Route 60: a lot of traffic on the road, in both directions, north and south. Along the road a complete line of rolling checkpoints. At the junction of Beitin - Ein Yabrud and Route 60 stands a Hummer, a short way back from 60, watching the traffic. At the exit from Turmus Ayya a fully functioning checkpoint, with vehicles and passengers being meticulously checked. Around twenty cars on the spot, and transit takes half an hour. At the gate by the yeshiva on Route 60, on the approaches to Shilo - turmoil. Ten farmers with a tractor and a horse. An argument is going on about opening the agricultural gate. A car arrives with DCO representatives and, after a while, the farmers are allowed to cross to their plots. Because of a warning from a policeman that, if we don't move from the verge of the road, he will write us a traffic ticket, we left before succeeding in clarifying when this gate opens and closes, and how many days a week, month or year are the farmers allowed to cross.

Za'atra: we stood at a distance from the soldiers and observed events. The checkpoint is manned by reservists, and passage is relatively fast. A number of buses full of cheerful children and a few women - apparently on their way to an annual outing - stop while the drivers descend with documents, and after a few moments move on amid childish laughter and a gay song - refreshing.

One of the soldiers comes over to ask who we are.
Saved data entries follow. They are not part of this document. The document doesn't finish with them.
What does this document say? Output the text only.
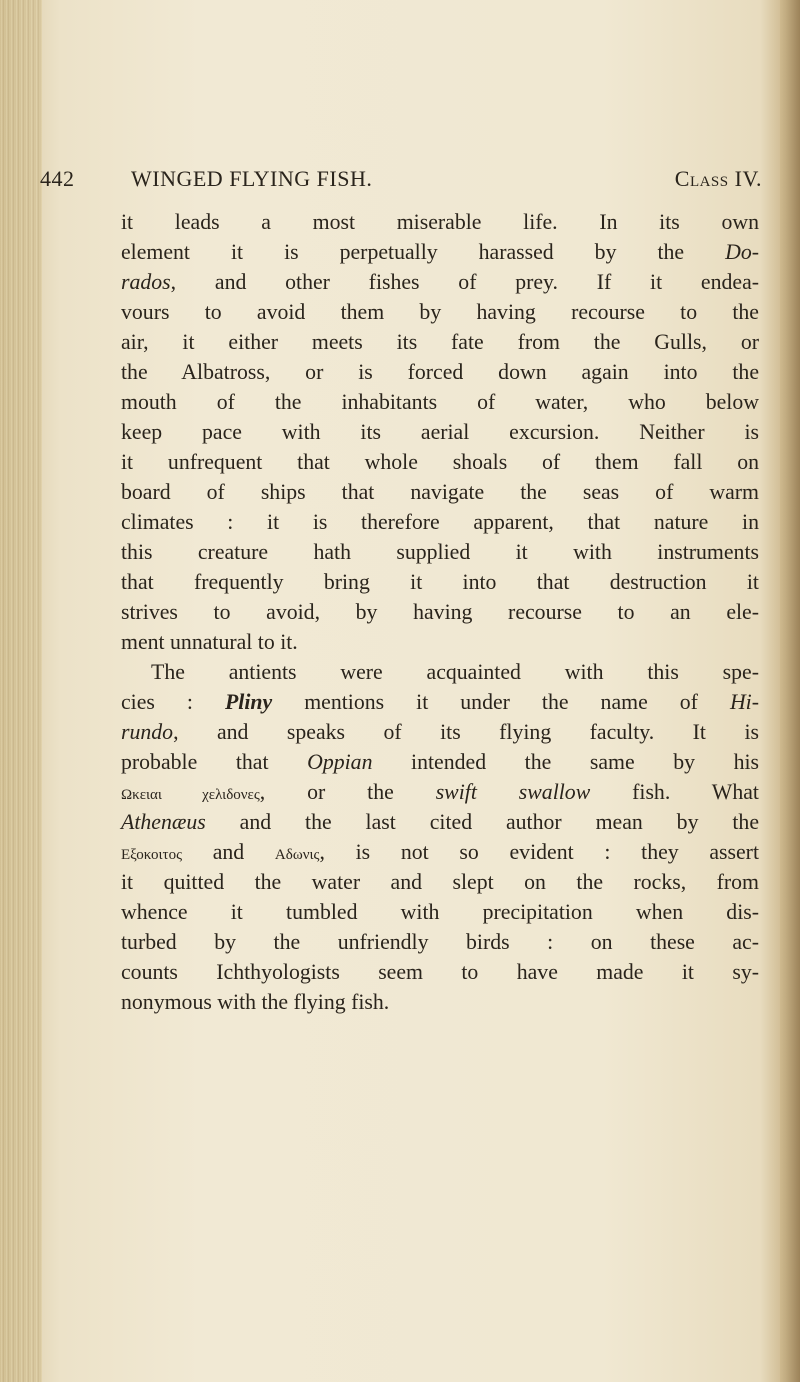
442	WINGED FLYING FISH.	Class IV.
it leads a most miserable life. In its own
element it is perpetually harassed by the Do-
rados, and other fishes of prey. If it endea-
vours to avoid them by having recourse to the
air, it either meets its fate from the Gulls, or
the Albatross, or is forced down again into the
mouth of the inhabitants of water, who below
keep pace with its aerial excursion. Neither is
it unfrequent that whole shoals of them fall on
board of ships that navigate the seas of warm
climates : it is therefore apparent, that nature in
this creature hath supplied it with instruments
that frequently bring it into that destruction it
strives to avoid, by having recourse to an ele-
ment unnatural to it.
The antients were acquainted with this spe-
cies : Pliny mentions it under the name of Hi-
rundo, and speaks of its flying faculty. It is
probable that Oppian intended the same by his
Ωκειαι χελιδονες, or the swift swallow fish. What
Athenæus and the last cited author mean by the
Εξοκοιτος and Αδωνις, is not so evident : they assert
it quitted the water and slept on the rocks, from
whence it tumbled with precipitation when dis-
turbed by the unfriendly birds : on these ac-
counts Ichthyologists seem to have made it sy-
nonymous with the flying fish.
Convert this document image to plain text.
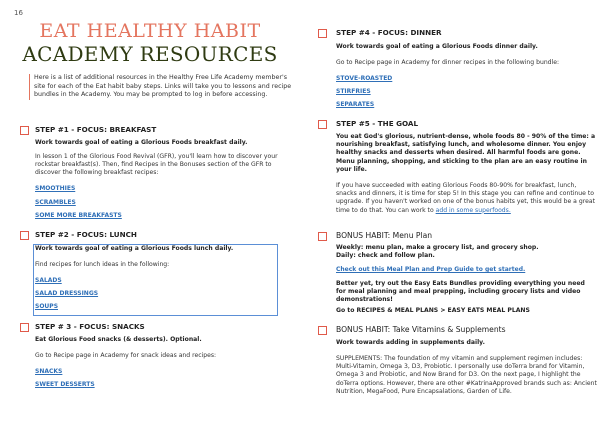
16
EAT HEALTHY HABIT
ACADEMY RESOURCES
Here is a list of additional resources in the Healthy Free Life Academy member's site for each of the Eat habit baby steps. Links will take you to lessons and recipe bundles in the Academy. You may be prompted to log in before accessing.
STEP #1 - FOCUS: BREAKFAST
Work towards goal of eating a Glorious Foods breakfast daily.
In lesson 1 of the Glorious Food Revival (GFR), you'll learn how to discover your rockstar breakfast(s). Then, find Recipes in the Bonuses section of the GFR to discover the following breakfast recipes:
SMOOTHIES
SCRAMBLES
SOME MORE BREAKFASTS
STEP #2 - FOCUS: LUNCH
Work towards goal of eating a Glorious Foods lunch daily.
Find recipes for lunch ideas in the following:
SALADS
SALAD DRESSINGS
SOUPS
STEP # 3 - FOCUS: SNACKS
Eat Glorious Food snacks (& desserts). Optional.
Go to Recipe page in Academy for snack ideas and recipes:
SNACKS
SWEET DESSERTS
STEP #4 - FOCUS: DINNER
Work towards goal of eating a Glorious Foods dinner daily.
Go to Recipe page in Academy for dinner recipes in the following bundle:
STOVE-ROASTED
STIRFRIES
SEPARATES
STEP #5 - THE GOAL
You eat God's glorious, nutrient-dense, whole foods 80 - 90% of the time: a nourishing breakfast, satisfying lunch, and wholesome dinner. You enjoy healthy snacks and desserts when desired. All harmful foods are gone. Menu planning, shopping, and sticking to the plan are an easy routine in your life.
If you have succeeded with eating Glorious Foods 80-90% for breakfast, lunch, snacks and dinners, it is time for step 5! In this stage you can refine and continue to upgrade. If you haven't worked on one of the bonus habits yet, this would be a great time to do that. You can work to add in some superfoods.
BONUS HABIT: Menu Plan
Weekly: menu plan, make a grocery list, and grocery shop.
Daily: check and follow plan.
Check out this Meal Plan and Prep Guide to get started.
Better yet, try out the Easy Eats Bundles providing everything you need for meal planning and meal prepping, including grocery lists and video demonstrations!
Go to RECIPES & MEAL PLANS > EASY EATS MEAL PLANS
BONUS HABIT: Take Vitamins & Supplements
Work towards adding in supplements daily.
SUPPLEMENTS: The foundation of my vitamin and supplement regimen includes: Multi-Vitamin, Omega 3, D3, Probiotic. I personally use doTerra brand for Vitamin, Omega 3 and Probiotic, and Now Brand for D3. On the next page, I highlight the doTerra options. However, there are other #KatrinaApproved brands such as: Ancient Nutrition, MegaFood, Pure Encapsalations, Garden of Life.
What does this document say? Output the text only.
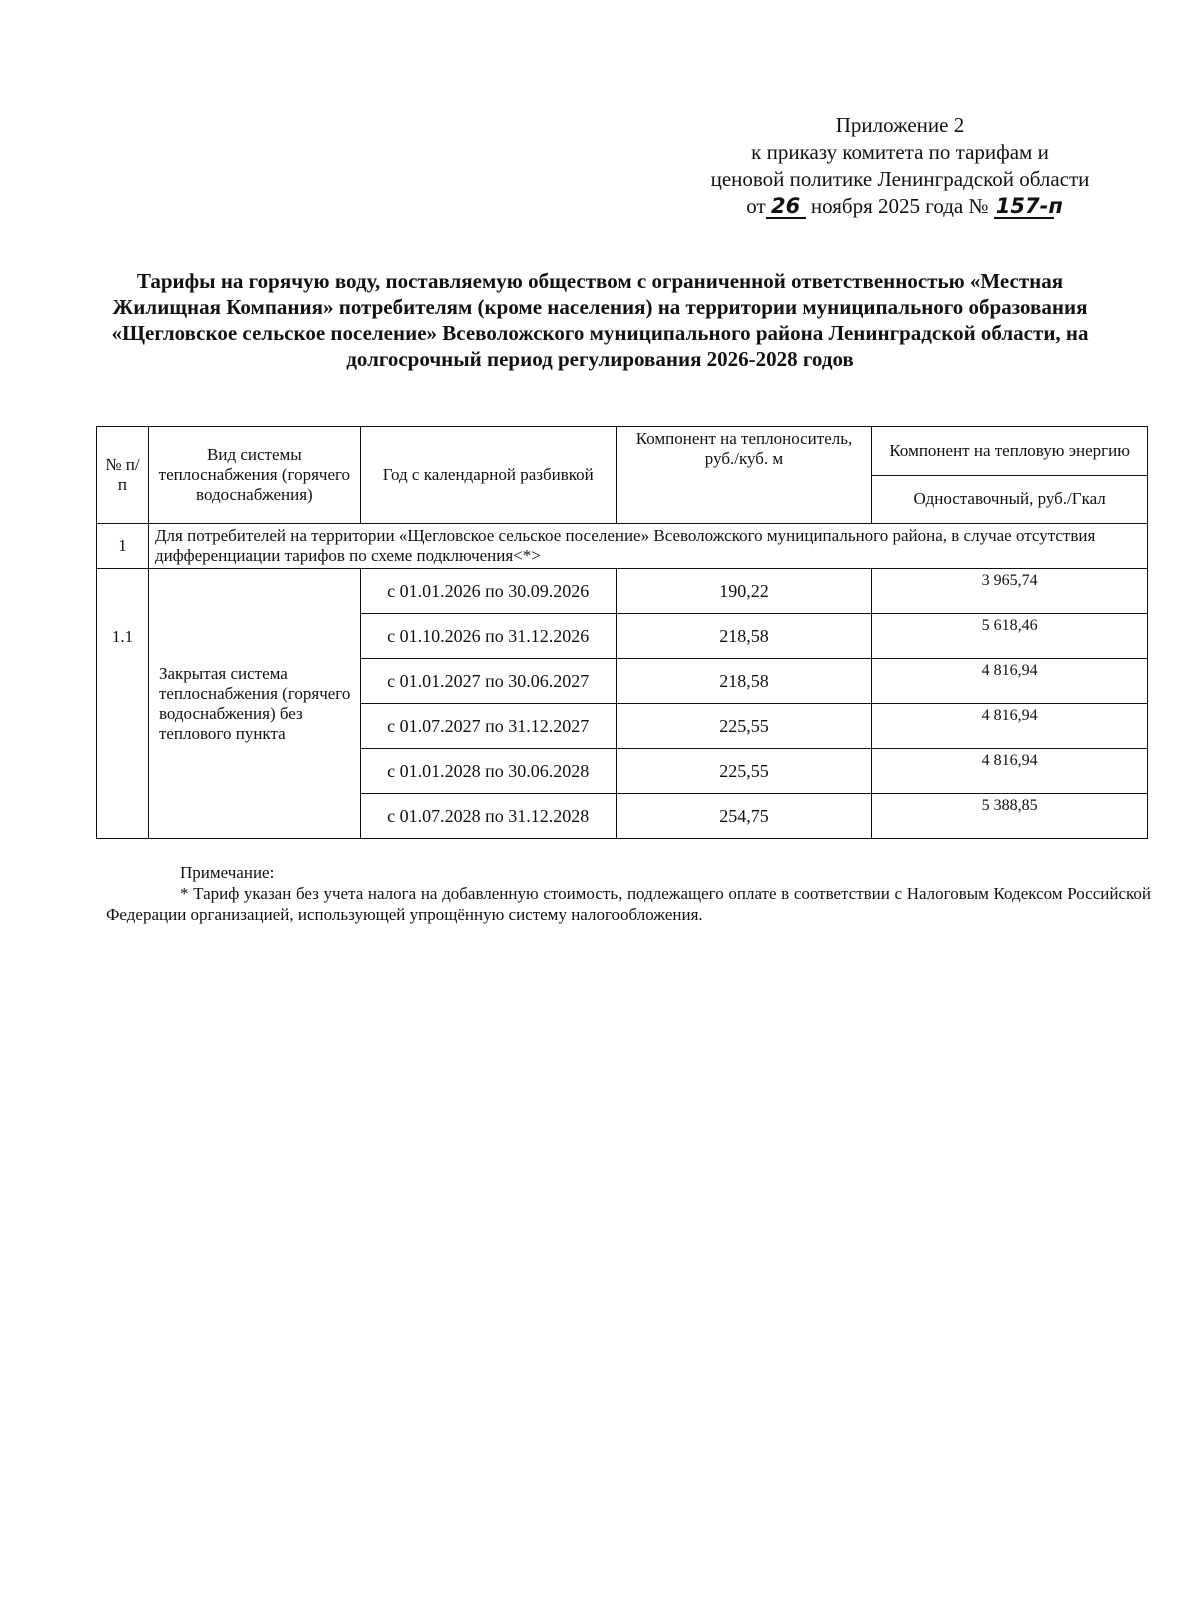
Приложение 2
к приказу комитета по тарифам и
ценовой политике Ленинградской области
от 26 ноября 2025 года № 157-п
Тарифы на горячую воду, поставляемую обществом с ограниченной ответственностью «Местная Жилищная Компания» потребителям (кроме населения) на территории муниципального образования «Щегловское сельское поселение» Всеволожского муниципального района Ленинградской области, на долгосрочный период регулирования 2026-2028 годов
№ п/п	Вид системы теплоснабжения (горячего водоснабжения)	Год с календарной разбивкой	Компонент на теплоноситель, руб./куб. м	Компонент на тепловую энергию
				Одноставочный, руб./Гкал
1	Для потребителей на территории «Щегловское сельское поселение» Всеволожского муниципального района, в случае отсутствия дифференциации тарифов по схеме подключения<*>			
1.1	Закрытая система теплоснабжения (горячего водоснабжения) без теплового пункта	с 01.01.2026 по 30.09.2026	190,22	3 965,74
		с 01.10.2026 по 31.12.2026	218,58	5 618,46
		с 01.01.2027 по 30.06.2027	218,58	4 816,94
		с 01.07.2027 по 31.12.2027	225,55	4 816,94
		с 01.01.2028 по 30.06.2028	225,55	4 816,94
		с 01.07.2028 по 31.12.2028	254,75	5 388,85
Примечание:
* Тариф указан без учета налога на добавленную стоимость, подлежащего оплате в соответствии с Налоговым Кодексом Российской Федерации организацией, использующей упрощённую систему налогообложения.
When we abstained from a discussion, he succeeded in working it out for himself and asked "when were you in Sderot?" We responded that when we go, we will invite him. With that the contact was over between us and the "forces operating on the ground" as the army would have it.
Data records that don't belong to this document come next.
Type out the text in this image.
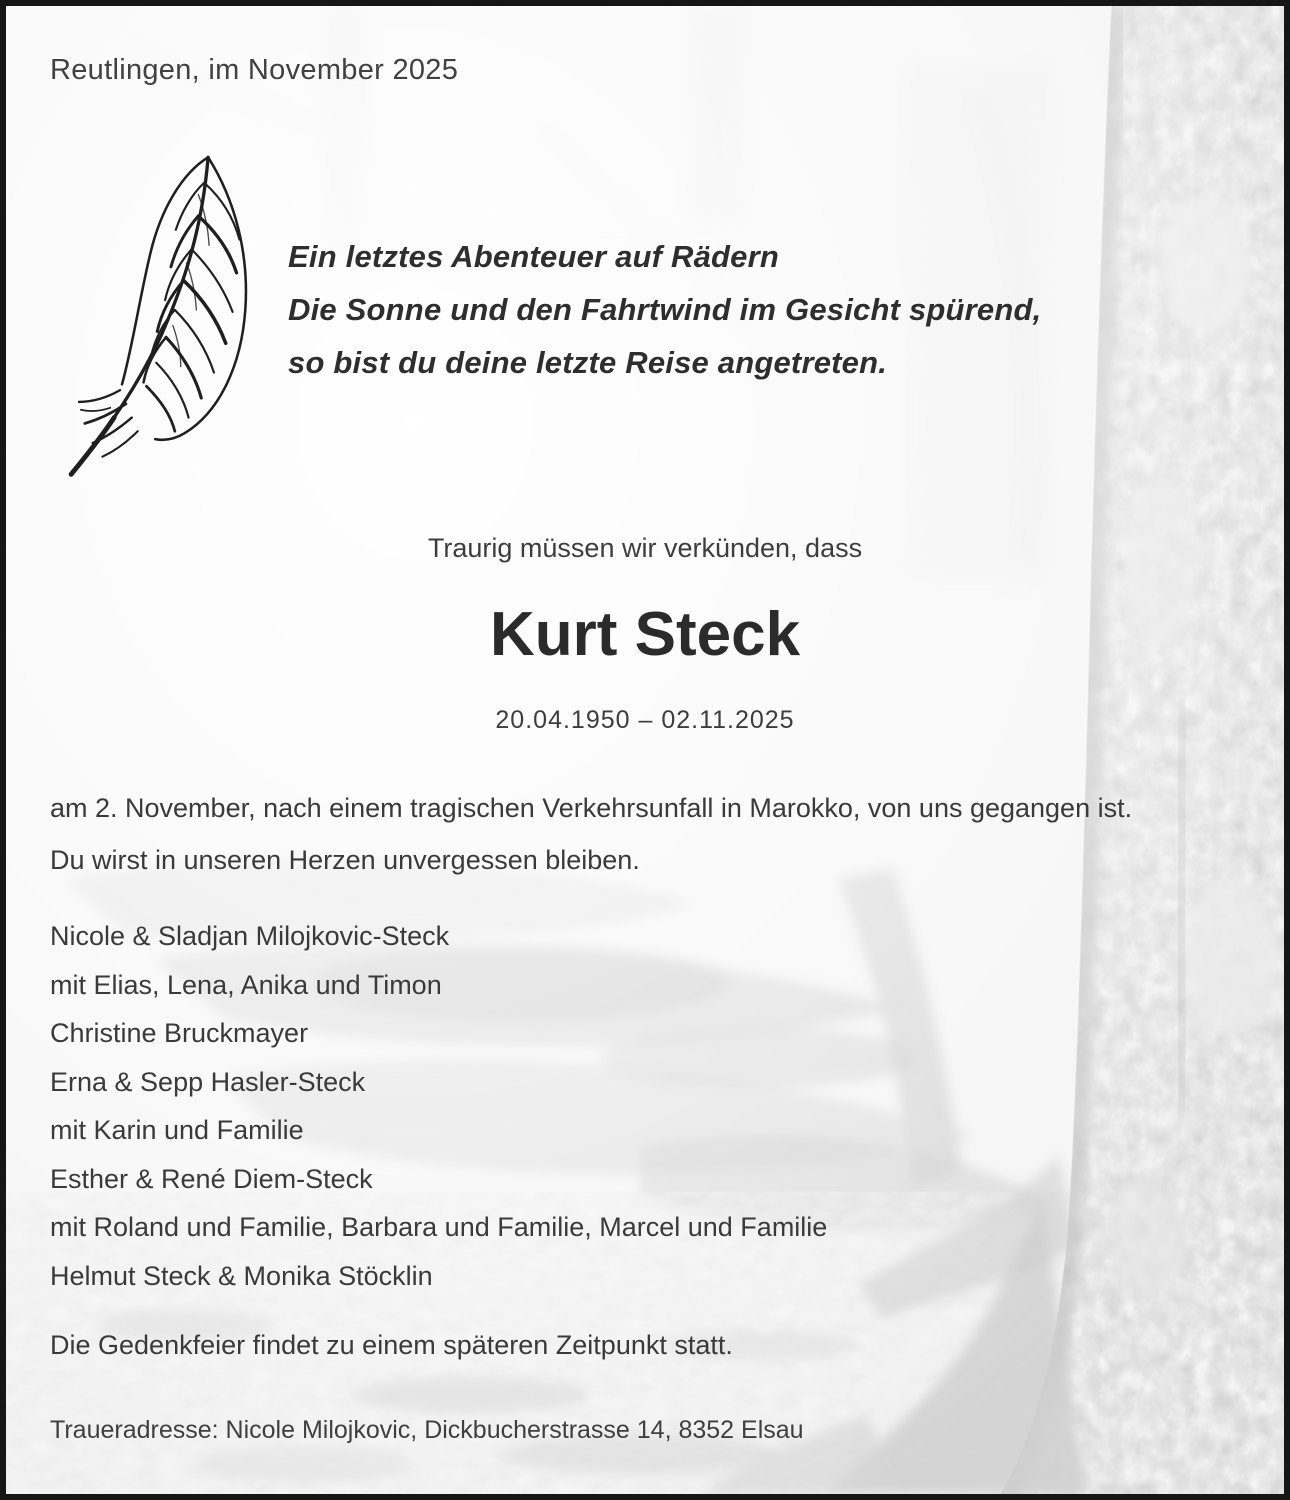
Reutlingen, im November 2025
Ein letztes Abenteuer auf Rädern
Die Sonne und den Fahrtwind im Gesicht spürend,
so bist du deine letzte Reise angetreten.
Traurig müssen wir verkünden, dass
Kurt Steck
20.04.1950 – 02.11.2025
am 2. November, nach einem tragischen Verkehrsunfall in Marokko, von uns gegangen ist.
Du wirst in unseren Herzen unvergessen bleiben.
Nicole & Sladjan Milojkovic-Steck
mit Elias, Lena, Anika und Timon
Christine Bruckmayer
Erna & Sepp Hasler-Steck
mit Karin und Familie
Esther & René Diem-Steck
mit Roland und Familie, Barbara und Familie, Marcel und Familie
Helmut Steck & Monika Stöcklin
Die Gedenkfeier findet zu einem späteren Zeitpunkt statt.
Traueradresse: Nicole Milojkovic, Dickbucherstrasse 14, 8352 Elsau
Huwwara: we arrived at 09:00 and the checkpoint was almost empty. The parking lot, on the other hand, was full to capacity - a difficult livelihood to extract from driving a taxi. The checkpoint commander approached on his own initiative, and asked that we do not take photos. Apart from that, there was no interference as we circulated freely. Our guests displayed considerable understanding of the significance of the checkpoints and the fact that, without freedom of movement, there is no life. Despite the "emptiness" of the checkpoint, the shock was great. When we left on our way to the car, which was parked in the paid lot, a car driven by a thickly bearded settler stopped alongside us and, bothering to get out of his vehicle, he clarified in no uncertain terms what he thought of us and our work. We did not respond, or turn our heads in his direction, and when the shower of "blessings" ended he got back in his car and drove off.

Beit Furik: much pedestrian traffic and little vehicular. When we were about to leave, a young man approached us and complained that he and nine companions were caught at 04:00 on Madison Road (the apartheid road leading to Itamar and Alon Moreh). The hour was now 11:00 and their IDs were in the hands of the soldiers for seven hours. A vigorous demand of the Humanitarian Centre caused the IDs to be returned immediately. A day's work had gone down the drain! It would be interesting to know how many settlers travel that road at 04:00 in the morning, and justify that amazing "awareness" of the army in "protecting" the road and the settlers dozing in their beds.

Route 60: all the morning's rolling checkpoints have vanished. However, entrance to Jerusalem via Hizme reveals a great awareness of Border Police - and a mini checkpoint in every corner.